The Form Of Water
The shape of water
"The monster of the black lagoon" would not seem like the model of a festival or Oscar movie, but it is from that 1950s B-movie that Del Toro has taken the momentum to direct "The shape of the water", Leone d ' last year's gold and Venice and candidate for thirteen statuettes on March 4th. If creative fantasy extracted from a classical leitmotif had to be, in fact, the Mexican director of horror sought after transplanted in Hollywood gives a high class lesson on how at the end of a stormy romance Bella may no longer need the Beast become a humanly correct prince. First identikit of a solitude to the feminine, then breathtaking adventure in the shadow of the Cold War, finally cry of freedom in the name of the "diverse" somewhat released, however, by the usual rhetoric:
In order to mitigate the possible melancholy aftertaste, the feeling that little by little conquers the discharged and mute Elisa (perfect Hawkins incarnation) to the mysterious being, captured at the beginning of the Sixties in Amazonia and held prisoner by the Yankee soldiers in the service of a Grupty Colonel (the awesome Shannon) in a secret laboratory where she works as a cleaning lady, is gradually counterpointed by expert flashes, also matched, of humor and eroticism; while the crescendo of suspense does not neglect the obsessive care of the setting, photography and vintage music, not to mention the relevance of the cars, the Norman Rockwell-style billboards and the Orpheum hall located below the main character's apartment where they project themselves at will with delightful peplum and horror.

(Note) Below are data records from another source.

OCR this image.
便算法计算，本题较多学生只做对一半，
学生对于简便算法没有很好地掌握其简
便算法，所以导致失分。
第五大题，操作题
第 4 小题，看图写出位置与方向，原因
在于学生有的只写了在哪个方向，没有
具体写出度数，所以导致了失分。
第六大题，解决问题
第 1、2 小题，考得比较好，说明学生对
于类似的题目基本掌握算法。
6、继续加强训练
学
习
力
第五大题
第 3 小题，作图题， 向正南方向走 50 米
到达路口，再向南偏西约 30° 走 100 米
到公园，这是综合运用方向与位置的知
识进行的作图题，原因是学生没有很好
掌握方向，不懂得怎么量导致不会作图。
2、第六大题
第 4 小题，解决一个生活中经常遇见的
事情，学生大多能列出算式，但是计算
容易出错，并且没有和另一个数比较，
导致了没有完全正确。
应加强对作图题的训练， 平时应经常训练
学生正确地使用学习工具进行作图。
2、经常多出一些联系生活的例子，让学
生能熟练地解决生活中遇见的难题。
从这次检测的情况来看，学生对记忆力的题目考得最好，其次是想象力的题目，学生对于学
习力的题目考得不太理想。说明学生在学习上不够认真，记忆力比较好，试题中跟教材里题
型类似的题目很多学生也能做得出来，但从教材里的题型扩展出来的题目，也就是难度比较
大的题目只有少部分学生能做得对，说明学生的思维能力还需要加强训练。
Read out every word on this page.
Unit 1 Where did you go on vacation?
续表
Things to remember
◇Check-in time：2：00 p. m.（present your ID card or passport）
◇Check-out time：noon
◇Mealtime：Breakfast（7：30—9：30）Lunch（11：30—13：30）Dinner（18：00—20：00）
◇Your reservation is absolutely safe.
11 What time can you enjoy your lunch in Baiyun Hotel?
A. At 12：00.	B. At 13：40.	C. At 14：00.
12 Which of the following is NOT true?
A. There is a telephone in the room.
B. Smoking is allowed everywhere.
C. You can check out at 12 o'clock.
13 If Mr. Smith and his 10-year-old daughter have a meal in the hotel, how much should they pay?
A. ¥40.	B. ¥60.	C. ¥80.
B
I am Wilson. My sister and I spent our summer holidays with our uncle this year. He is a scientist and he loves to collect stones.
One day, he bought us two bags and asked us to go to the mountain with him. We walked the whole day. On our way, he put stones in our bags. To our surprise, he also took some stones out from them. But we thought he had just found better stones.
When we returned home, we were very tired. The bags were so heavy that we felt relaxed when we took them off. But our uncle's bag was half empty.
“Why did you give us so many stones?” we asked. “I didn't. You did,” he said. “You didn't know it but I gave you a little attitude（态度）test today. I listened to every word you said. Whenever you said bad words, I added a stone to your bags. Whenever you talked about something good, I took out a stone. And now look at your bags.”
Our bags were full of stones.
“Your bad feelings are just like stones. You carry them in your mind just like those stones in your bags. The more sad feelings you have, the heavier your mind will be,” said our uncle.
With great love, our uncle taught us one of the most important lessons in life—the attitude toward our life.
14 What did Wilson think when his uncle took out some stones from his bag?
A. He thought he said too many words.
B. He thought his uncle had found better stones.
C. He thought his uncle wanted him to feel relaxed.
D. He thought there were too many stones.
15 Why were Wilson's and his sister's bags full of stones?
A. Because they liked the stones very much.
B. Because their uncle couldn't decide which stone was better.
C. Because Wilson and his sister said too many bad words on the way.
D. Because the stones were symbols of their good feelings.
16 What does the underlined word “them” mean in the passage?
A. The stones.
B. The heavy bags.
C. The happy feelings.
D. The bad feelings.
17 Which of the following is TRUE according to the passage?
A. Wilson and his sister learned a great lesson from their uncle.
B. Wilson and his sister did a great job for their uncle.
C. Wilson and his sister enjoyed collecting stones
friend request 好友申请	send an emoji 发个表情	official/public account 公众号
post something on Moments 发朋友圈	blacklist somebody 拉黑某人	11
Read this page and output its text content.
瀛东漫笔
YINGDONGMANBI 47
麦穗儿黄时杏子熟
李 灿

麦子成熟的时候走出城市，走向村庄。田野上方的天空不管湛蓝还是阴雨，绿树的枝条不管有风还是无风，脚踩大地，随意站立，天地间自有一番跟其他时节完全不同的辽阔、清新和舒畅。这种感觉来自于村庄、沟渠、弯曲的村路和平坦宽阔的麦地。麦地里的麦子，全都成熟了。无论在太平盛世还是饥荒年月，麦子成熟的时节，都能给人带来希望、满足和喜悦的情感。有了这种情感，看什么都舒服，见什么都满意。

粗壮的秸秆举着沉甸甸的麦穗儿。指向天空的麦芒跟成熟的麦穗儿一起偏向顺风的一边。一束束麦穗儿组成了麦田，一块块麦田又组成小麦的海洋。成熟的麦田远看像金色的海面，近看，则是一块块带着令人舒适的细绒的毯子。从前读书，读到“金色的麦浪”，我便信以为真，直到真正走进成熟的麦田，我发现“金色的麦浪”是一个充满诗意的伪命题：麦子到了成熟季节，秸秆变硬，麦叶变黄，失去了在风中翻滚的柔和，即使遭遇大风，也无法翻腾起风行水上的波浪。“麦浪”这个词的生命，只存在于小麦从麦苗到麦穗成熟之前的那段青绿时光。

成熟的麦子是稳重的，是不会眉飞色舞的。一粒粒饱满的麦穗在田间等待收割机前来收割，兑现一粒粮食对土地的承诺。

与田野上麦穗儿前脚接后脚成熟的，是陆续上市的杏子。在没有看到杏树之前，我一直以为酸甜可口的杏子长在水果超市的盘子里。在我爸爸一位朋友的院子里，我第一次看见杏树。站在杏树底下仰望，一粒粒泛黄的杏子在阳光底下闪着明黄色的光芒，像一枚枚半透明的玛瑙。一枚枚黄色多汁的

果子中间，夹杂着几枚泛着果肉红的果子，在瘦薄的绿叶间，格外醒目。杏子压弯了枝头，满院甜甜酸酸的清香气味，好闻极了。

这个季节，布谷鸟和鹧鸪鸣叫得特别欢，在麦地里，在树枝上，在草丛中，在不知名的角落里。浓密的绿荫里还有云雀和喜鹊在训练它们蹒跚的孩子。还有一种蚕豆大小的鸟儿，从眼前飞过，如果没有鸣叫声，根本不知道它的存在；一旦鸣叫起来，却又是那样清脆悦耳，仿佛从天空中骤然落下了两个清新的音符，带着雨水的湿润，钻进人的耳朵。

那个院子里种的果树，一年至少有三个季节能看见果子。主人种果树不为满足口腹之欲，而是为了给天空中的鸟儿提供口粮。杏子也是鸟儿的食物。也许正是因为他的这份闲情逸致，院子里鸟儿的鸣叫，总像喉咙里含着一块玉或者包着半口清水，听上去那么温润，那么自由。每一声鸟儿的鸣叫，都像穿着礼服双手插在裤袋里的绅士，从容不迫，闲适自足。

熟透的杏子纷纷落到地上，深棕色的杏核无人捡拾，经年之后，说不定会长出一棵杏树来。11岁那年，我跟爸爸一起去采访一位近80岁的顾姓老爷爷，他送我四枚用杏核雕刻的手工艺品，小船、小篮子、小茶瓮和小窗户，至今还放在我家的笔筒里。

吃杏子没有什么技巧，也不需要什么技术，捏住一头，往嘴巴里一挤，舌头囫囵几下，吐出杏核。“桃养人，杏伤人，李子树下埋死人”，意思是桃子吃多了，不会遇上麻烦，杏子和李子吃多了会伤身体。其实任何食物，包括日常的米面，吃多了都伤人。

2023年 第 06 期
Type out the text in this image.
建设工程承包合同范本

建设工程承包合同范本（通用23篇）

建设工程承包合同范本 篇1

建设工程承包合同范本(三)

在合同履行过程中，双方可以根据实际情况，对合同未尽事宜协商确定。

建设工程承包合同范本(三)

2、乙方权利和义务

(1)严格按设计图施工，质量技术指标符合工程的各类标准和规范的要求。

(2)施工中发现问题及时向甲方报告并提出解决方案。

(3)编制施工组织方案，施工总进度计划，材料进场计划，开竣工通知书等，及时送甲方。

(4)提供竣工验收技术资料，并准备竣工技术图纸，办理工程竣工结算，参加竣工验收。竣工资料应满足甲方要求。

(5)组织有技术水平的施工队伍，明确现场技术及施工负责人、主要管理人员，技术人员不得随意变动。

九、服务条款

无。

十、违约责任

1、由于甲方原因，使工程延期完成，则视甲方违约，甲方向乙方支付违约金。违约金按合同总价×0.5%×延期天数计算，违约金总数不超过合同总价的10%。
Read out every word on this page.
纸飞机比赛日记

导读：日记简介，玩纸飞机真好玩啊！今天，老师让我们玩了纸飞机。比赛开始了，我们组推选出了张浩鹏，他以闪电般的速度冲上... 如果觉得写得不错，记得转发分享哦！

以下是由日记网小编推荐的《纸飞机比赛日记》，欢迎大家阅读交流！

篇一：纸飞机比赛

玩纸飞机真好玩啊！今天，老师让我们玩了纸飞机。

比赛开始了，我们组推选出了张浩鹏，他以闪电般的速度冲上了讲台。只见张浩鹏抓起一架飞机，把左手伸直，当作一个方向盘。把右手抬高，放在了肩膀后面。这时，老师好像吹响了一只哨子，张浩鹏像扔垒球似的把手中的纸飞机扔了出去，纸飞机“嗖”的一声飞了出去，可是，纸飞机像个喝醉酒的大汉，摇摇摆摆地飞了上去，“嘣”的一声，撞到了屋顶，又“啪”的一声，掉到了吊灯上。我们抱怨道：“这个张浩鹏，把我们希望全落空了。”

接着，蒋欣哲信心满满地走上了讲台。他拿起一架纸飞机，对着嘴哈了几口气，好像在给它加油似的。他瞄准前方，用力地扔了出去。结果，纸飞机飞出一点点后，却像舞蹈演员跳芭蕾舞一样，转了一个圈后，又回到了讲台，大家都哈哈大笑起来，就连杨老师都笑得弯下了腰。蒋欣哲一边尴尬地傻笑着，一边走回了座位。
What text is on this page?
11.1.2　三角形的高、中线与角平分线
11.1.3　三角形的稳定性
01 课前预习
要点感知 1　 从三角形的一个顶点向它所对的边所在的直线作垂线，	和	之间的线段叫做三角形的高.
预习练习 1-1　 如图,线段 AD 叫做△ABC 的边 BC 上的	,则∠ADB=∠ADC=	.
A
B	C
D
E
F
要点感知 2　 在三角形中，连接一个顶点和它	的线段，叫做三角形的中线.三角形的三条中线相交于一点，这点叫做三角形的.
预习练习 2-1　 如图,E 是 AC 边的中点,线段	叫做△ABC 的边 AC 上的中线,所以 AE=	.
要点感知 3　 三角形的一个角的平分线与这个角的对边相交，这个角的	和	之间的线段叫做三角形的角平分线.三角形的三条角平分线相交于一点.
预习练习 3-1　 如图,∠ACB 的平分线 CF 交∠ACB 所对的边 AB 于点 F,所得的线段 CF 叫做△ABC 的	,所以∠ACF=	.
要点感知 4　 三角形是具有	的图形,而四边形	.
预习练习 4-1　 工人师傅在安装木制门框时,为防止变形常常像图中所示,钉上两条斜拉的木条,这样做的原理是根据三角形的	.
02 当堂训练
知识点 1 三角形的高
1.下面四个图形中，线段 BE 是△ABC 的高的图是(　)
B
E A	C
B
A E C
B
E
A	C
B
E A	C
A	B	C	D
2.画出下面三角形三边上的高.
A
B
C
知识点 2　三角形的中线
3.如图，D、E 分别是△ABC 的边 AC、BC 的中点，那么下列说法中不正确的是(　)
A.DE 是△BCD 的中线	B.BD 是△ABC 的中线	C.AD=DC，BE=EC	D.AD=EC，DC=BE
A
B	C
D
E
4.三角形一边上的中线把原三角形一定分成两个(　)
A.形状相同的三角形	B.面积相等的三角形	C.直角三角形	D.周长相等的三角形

The directorial cut is so direct and sincere that it does not make the film lose its impetus even when each of the co-stars - the black colleague harassed by her husband, the scientist who plays the double game in the name and on behalf of the equally vicious Soviets, the young a failed cartoon artist- accentuates his function as a dramaturgical prop in view of the crossing of escapes and twists in the prolonged, convulsive, mad final. It is not known whether it is appropriate or not to be content with the epigraph "The monsters we are, not them", because the film puts in place a series full of inventions and branches that risk making it trivial or unsatisfactory. What we know well, though, is that Del Toro knows how to make the cinema, and how well he can do it.